For the first time in about 30 years, the Coventry Public Works Department has a new person in charge. Bob Clarkin was hired on March 19, replacing Dennis Smith, who retired.
Clarkin previously held the same position in Foster for four and a half years.
Thirty-seven people applied for the position, which pays $83,000. Seven finalists were interviewed.
“What stood out about Bob during the interview process was his confidence, his knowledge and his experience as a public works and parks and recreation director,” stated Town Manager Thomas Hoover. “Bob was also familiar with the public works department in Coventry from having worked with them through his position in Foster and through the Rhode Island Public Works Association.”
Clarkin felt prepared for the interview and the job.
“I did my due diligence to learn about the budget history and the town via the internet and other methods,” said Clarkin. “Everything I learned in Foster has prepared me for this job in Coventry.”
One of the challenges that Clarkin is faced with is how to improve services without increasing spending.
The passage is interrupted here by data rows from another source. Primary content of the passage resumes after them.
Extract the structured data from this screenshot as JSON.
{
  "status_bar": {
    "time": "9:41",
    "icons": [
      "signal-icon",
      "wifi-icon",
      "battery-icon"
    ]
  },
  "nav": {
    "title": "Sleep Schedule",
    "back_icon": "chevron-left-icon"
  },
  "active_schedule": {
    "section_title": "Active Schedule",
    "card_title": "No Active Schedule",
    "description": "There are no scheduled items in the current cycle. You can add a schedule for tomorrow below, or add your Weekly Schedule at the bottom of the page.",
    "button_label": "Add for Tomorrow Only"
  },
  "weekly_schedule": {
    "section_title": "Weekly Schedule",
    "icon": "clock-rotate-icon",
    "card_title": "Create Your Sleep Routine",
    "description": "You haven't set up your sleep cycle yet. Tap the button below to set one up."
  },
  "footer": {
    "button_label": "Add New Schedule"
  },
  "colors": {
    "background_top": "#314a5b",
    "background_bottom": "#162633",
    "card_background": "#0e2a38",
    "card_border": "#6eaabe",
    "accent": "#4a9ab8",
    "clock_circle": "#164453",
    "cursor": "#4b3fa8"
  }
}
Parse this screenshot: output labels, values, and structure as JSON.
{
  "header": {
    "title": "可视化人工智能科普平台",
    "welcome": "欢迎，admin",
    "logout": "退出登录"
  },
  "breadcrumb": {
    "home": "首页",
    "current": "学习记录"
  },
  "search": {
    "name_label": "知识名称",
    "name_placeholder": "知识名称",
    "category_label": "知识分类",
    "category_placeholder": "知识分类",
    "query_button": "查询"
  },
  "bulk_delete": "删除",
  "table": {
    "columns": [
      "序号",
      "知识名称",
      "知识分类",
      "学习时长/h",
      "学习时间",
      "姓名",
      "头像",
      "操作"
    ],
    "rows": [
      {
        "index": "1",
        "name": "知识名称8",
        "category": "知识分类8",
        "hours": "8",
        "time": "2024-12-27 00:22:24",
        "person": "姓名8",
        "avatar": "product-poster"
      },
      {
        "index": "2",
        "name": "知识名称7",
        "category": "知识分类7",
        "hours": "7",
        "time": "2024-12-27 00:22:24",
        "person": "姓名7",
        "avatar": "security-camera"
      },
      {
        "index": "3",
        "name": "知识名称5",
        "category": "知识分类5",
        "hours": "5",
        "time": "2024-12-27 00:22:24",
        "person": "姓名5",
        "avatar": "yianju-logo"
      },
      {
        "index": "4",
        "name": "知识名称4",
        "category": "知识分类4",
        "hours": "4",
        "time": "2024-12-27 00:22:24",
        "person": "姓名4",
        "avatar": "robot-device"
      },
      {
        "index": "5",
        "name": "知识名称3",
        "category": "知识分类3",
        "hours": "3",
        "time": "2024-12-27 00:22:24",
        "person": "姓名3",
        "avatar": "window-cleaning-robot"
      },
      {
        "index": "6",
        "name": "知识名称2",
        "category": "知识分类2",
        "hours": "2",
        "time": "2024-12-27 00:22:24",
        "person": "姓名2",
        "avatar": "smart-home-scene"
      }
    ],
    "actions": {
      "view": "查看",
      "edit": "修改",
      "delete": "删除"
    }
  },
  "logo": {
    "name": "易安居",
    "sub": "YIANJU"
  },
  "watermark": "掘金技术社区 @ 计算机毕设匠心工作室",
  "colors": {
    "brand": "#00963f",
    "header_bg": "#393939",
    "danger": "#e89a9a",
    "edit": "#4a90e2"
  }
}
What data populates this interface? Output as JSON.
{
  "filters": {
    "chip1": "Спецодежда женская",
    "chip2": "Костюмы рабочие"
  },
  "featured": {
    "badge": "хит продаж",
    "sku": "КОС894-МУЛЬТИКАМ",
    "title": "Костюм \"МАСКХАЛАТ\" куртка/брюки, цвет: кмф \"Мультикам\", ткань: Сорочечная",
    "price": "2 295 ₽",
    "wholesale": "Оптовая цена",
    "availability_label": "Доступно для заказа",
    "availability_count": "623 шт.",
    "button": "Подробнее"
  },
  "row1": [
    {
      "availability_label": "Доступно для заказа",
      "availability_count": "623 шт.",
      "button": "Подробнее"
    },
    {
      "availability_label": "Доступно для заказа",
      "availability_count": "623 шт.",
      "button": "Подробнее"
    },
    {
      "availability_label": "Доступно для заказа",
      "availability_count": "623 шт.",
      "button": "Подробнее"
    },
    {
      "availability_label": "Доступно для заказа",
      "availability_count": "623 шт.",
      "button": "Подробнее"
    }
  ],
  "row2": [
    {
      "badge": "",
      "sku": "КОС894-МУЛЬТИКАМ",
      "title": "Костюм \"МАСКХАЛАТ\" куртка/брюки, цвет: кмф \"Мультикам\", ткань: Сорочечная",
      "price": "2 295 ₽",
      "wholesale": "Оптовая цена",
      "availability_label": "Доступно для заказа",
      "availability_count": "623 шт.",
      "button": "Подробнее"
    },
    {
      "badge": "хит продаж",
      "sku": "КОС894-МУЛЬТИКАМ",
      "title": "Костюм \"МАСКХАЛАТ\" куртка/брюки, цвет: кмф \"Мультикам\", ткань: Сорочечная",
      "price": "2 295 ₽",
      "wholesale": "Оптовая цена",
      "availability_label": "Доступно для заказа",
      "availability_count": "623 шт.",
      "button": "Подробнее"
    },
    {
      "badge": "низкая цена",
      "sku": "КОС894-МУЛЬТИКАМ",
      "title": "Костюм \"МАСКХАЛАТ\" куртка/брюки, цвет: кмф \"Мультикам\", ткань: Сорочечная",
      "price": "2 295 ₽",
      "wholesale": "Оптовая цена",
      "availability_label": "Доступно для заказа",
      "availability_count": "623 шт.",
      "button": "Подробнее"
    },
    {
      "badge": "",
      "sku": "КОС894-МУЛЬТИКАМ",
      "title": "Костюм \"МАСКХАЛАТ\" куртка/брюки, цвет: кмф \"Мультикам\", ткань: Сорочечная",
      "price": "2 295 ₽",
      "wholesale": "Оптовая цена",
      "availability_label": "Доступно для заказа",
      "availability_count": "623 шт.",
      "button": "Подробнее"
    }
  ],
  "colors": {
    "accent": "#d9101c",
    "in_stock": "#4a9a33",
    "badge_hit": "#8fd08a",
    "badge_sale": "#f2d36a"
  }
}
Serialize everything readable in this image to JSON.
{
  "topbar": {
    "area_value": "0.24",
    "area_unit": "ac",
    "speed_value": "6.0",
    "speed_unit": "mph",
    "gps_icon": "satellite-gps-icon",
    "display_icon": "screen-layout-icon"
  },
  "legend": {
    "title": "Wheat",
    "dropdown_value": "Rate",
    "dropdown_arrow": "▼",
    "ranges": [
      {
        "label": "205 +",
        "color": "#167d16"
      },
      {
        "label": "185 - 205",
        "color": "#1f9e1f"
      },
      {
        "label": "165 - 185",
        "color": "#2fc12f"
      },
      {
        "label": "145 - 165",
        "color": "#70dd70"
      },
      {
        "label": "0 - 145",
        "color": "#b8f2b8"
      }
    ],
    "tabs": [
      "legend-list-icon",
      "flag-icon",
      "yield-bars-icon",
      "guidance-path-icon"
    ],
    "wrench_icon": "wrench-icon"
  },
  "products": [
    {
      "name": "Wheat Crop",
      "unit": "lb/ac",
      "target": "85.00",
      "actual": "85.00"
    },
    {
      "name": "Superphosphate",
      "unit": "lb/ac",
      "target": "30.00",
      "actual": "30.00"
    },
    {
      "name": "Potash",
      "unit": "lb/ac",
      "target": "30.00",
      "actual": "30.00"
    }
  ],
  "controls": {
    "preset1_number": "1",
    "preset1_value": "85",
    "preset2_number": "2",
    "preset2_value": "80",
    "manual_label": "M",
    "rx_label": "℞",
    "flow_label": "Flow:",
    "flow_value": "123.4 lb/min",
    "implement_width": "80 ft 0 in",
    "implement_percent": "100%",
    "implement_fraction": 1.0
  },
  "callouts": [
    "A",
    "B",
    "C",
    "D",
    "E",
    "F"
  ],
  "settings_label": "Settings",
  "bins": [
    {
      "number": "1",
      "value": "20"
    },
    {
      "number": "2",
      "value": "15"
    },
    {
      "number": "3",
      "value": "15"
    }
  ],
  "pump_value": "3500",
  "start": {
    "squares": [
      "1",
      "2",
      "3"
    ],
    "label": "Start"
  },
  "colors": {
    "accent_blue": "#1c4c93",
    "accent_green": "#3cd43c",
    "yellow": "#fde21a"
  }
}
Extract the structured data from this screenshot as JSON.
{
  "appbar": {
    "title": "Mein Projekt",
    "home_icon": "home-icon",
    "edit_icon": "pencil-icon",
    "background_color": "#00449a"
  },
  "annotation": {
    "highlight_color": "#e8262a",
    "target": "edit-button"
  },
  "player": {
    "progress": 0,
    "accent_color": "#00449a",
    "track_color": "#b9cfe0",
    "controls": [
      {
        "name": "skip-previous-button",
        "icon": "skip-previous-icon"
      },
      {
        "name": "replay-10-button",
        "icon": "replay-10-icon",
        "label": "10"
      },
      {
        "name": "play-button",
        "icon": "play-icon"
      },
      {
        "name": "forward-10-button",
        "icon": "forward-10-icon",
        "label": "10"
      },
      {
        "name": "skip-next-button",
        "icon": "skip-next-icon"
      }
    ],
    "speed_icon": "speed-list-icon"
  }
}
“In this economy, you need someone who can figure out how to do more with less, while also keeping staff morale up,” said Hoover. “In these trying times, Bob is best-suited for this challenge.”
Having worked under similar financial circumstances in Foster, Clarkin is well aware of what he’s up against.
“The challenges of both departments are similar in that the budgets are extremely tight and you must operate with the same amount of money as previous years, even as costs for products increase,” explained Clarkin. “My short-term goal is to increase efficiencies utilizing our current resources.”
According to the Public Works Department’s website, the department is responsible for the engineering, maintenance and construction of roads and bridges, along with storm water systems, traffic and street signs, winter storm operations and sanitation services.
As a long-term goal, Hoover and Clarkin would like the department to run like a well-oiled machine.
“We want to make sure all of our policies and procedures are up-to-date and we stay current with how we operate,” said Hoover.
Clarkin added, “We want to be the public works department that others look to emulate.”
The 50-year-old director resides in Cranston with his wife and three daughters.